Keesokan paginya, keributan terdengar dikoridor sekolah. Ntah ada apa, yag jelas dikoridor berdiri empat orang siswa, satu dari mereka menatap tajam tiga orang didepannya. Mereka adalah alvin, rio, gabriel dan cakka.

Rio menatap tak percaya kearah alvin. tak percaya kalau alvin terlihat biasa saja, padahal kemarin malam ia melihat alvin dengan keadaan ngenes.

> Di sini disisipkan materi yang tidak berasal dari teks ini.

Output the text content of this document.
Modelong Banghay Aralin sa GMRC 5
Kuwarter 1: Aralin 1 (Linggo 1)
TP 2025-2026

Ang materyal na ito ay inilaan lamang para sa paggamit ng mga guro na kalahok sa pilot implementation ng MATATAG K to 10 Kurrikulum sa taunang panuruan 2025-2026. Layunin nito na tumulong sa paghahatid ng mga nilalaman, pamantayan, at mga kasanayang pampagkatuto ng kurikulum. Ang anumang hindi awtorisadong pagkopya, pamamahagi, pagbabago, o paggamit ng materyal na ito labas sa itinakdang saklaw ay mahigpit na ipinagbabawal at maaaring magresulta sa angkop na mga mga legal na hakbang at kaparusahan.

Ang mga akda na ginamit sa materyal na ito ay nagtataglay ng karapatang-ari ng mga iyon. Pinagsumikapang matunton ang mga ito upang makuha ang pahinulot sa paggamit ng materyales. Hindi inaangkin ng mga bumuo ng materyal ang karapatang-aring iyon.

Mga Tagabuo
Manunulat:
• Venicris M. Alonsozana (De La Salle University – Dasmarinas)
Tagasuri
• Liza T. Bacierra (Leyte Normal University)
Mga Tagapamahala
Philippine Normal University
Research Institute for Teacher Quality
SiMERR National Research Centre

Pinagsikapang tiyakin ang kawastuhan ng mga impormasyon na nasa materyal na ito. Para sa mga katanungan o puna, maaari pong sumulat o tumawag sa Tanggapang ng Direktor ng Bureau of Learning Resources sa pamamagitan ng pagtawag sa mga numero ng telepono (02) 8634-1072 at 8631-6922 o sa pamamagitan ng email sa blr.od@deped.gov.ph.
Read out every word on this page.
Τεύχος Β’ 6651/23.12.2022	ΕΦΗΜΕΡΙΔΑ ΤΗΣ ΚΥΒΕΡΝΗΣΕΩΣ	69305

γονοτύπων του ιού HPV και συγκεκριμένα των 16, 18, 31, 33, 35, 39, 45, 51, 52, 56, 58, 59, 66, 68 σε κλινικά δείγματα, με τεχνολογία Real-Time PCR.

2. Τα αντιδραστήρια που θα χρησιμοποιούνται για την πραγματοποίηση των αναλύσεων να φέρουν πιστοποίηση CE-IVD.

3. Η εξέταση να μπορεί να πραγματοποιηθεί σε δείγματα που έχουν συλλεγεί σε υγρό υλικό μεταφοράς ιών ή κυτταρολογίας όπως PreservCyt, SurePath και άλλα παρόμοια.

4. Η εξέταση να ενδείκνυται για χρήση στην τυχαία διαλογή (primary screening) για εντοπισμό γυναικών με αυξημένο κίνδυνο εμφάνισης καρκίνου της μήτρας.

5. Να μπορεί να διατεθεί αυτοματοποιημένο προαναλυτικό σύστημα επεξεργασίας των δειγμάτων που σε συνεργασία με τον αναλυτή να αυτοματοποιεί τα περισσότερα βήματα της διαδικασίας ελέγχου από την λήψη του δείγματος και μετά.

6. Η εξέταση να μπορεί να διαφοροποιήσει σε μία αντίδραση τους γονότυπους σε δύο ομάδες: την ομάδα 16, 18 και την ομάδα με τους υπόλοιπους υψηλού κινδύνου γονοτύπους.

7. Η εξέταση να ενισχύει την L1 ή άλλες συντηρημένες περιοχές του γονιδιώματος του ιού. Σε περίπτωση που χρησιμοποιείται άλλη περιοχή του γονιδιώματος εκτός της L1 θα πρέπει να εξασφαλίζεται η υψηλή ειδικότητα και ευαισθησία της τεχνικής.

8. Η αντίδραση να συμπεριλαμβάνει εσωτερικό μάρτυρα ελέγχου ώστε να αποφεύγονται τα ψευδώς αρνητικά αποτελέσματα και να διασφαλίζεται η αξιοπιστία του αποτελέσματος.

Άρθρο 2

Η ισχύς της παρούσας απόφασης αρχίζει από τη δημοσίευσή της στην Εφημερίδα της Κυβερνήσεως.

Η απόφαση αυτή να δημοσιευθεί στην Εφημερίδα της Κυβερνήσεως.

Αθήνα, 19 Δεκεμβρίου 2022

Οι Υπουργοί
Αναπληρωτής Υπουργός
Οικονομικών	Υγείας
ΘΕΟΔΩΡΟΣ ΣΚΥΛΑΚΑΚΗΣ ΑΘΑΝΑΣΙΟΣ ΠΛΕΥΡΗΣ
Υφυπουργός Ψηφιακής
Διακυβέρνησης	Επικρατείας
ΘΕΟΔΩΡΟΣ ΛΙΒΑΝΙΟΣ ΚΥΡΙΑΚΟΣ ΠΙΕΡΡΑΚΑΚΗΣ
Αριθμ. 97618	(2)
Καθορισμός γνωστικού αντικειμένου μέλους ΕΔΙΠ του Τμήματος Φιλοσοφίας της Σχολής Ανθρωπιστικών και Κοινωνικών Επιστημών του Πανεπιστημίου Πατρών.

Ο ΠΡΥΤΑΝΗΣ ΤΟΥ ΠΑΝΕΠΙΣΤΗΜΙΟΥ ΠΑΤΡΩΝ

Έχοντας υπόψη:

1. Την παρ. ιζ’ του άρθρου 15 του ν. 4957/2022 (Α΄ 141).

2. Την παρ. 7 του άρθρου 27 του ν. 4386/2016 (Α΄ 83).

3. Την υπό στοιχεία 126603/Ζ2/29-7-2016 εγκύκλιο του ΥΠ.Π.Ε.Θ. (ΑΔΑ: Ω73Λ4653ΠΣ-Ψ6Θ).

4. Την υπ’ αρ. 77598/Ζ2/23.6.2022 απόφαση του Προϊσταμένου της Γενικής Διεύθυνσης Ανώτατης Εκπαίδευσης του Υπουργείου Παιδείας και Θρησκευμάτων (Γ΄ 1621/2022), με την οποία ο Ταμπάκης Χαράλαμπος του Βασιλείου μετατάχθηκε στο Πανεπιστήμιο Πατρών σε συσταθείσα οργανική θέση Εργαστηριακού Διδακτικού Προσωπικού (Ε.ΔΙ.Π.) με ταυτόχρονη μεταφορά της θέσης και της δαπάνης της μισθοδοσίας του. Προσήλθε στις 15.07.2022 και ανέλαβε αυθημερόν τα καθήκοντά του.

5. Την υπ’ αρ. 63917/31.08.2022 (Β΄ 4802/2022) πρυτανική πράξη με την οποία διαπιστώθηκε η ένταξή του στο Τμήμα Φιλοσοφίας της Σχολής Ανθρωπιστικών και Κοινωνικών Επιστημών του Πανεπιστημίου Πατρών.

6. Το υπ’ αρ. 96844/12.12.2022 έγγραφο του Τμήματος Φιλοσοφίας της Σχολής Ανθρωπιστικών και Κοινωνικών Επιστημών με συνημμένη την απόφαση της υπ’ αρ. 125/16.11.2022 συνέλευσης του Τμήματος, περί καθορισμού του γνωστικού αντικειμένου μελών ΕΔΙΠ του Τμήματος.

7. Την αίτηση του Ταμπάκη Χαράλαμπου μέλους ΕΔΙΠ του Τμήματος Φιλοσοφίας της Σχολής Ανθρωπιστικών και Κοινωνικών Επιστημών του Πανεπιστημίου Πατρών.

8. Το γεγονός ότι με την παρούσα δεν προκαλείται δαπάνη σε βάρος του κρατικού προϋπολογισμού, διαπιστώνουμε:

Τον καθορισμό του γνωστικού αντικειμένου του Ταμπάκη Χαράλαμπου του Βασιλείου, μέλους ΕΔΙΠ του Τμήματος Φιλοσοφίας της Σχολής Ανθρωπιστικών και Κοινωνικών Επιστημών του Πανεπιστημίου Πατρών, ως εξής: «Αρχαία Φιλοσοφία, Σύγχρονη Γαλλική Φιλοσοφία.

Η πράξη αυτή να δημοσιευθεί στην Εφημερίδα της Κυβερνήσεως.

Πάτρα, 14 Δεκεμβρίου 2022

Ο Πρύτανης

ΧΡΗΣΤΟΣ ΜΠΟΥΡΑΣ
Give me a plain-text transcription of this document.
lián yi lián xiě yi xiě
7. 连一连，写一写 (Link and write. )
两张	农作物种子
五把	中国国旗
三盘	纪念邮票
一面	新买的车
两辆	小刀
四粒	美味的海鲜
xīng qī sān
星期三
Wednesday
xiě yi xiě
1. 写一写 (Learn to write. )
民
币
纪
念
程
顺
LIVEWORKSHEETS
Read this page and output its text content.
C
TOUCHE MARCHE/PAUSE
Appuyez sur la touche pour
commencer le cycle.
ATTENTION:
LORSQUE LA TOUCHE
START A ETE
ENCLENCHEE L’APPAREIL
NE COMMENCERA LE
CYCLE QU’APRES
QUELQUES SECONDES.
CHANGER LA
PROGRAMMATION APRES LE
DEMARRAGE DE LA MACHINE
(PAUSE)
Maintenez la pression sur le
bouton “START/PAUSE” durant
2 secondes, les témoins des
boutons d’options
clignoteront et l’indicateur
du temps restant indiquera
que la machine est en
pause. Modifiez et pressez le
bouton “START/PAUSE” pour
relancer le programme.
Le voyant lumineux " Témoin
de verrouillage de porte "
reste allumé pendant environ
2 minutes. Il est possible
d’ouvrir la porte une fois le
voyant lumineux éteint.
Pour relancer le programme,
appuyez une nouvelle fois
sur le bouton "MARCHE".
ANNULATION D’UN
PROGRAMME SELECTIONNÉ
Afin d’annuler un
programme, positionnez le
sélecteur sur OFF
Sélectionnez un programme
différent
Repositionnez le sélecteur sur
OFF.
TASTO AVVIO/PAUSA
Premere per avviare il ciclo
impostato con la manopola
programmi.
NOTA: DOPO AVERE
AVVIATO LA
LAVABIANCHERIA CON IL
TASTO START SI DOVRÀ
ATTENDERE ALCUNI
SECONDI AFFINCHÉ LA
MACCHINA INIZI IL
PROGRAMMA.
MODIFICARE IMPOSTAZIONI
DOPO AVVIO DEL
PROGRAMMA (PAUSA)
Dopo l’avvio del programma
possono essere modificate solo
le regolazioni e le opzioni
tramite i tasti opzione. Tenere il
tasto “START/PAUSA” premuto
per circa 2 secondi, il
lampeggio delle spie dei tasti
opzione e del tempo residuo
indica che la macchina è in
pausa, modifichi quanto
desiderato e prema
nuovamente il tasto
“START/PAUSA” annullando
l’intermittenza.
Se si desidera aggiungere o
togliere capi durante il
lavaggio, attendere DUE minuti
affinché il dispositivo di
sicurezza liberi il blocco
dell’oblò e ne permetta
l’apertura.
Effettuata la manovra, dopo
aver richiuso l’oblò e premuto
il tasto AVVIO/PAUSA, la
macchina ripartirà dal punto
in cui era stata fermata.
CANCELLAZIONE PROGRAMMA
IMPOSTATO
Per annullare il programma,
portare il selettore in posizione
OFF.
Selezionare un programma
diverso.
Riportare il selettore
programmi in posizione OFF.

“lo jangan cari masalah vin.” Kata cakka sambil menahan emosinya ketika melihat alvin menatap dirinya dengan tatapan membunuh. Sebenarnya apa yang dilakukan alvin, padahal mereka tidak pernah mempunyai masalah dengan pemuda tersebut, kecuali masalah masa lalu mereka.

“gue nggak cari masalah.” Kata alvin. “tapi kalian yang cari masalah.” Lanjutnya sambil beralih dari menatap cakka jadi menatap gabriel.

“kita, emang kita punya masalah apa vin ?.” tanya rio berusaha santai.

“masalah ini.” alvin memperlihatkan robekan kertas hasil ulangan alvin yang tidak sengaja digunting cakka jum’at kemarin gara-gara aslan memainkan gunting.

“gue nggak sengaja.” Kata cakka membela diri.

“halaaah... alesan aja lo.”

“udah deh vin, kita minta maaf, lagian cakka kan udah bilang nggak sengaja.” Timbrung gabriel yang membela cakka. Alvin mendelik tajam kearah gabriel.

“ciiiih, emang kata maaf lo bisa ngembaliin kertas ulangan gue.” Kata alvin sengit.

“terus mau lo apa ?.” tantang cakka.

“gue mau tanding basket sama lo semua.” Kata alvin menantang 3 orang dihadapannya.  “one by one.” Ujarnya lebih pada memperjelas tantanganya.

empat tubuh itu masih berdiri tegak dikoridor sekolah, mengundang siswa-siswi lain untuk menatap tingkah laku mereka. Perang dingin masa lalu, begitulah pernyataan akhir yang menggambarkan apa yang terjadi.

“ka... kami bertiga.” Gugup gabriel mencoba membuka suara untuk membalas tantangan sosok masa lalu itu.

“kalian bertiga tanding sama gue, dibagi tiga babak.” jelasnya lagi, “loe yang pertama.” Jari telunjuk alvin mengarah ke cakka. “loe yang terakhir.” Lalu jari telunjuknya beralih kedepan wajah gabriel. Setelah itu ia berjalan melewati ketiga tubuh lawannya sambil melempar senyum tipis, senyum yang berbeda dengan masa lalu.

“alvin.” lirih gabriel ketika tubuh alvin hampir hilang dibalik pintun kelas, “maafin kita.” Gabriel mendengus pasrah, Akhirnya kata maaf itu tersampaikan –lagi- secara langsung meskipun tidak mendapat respon dengan baik.

“ciiih, kata maaf akan keluar dari mulut gue kalau salah satu dari kalian menang dipertandingan besok.”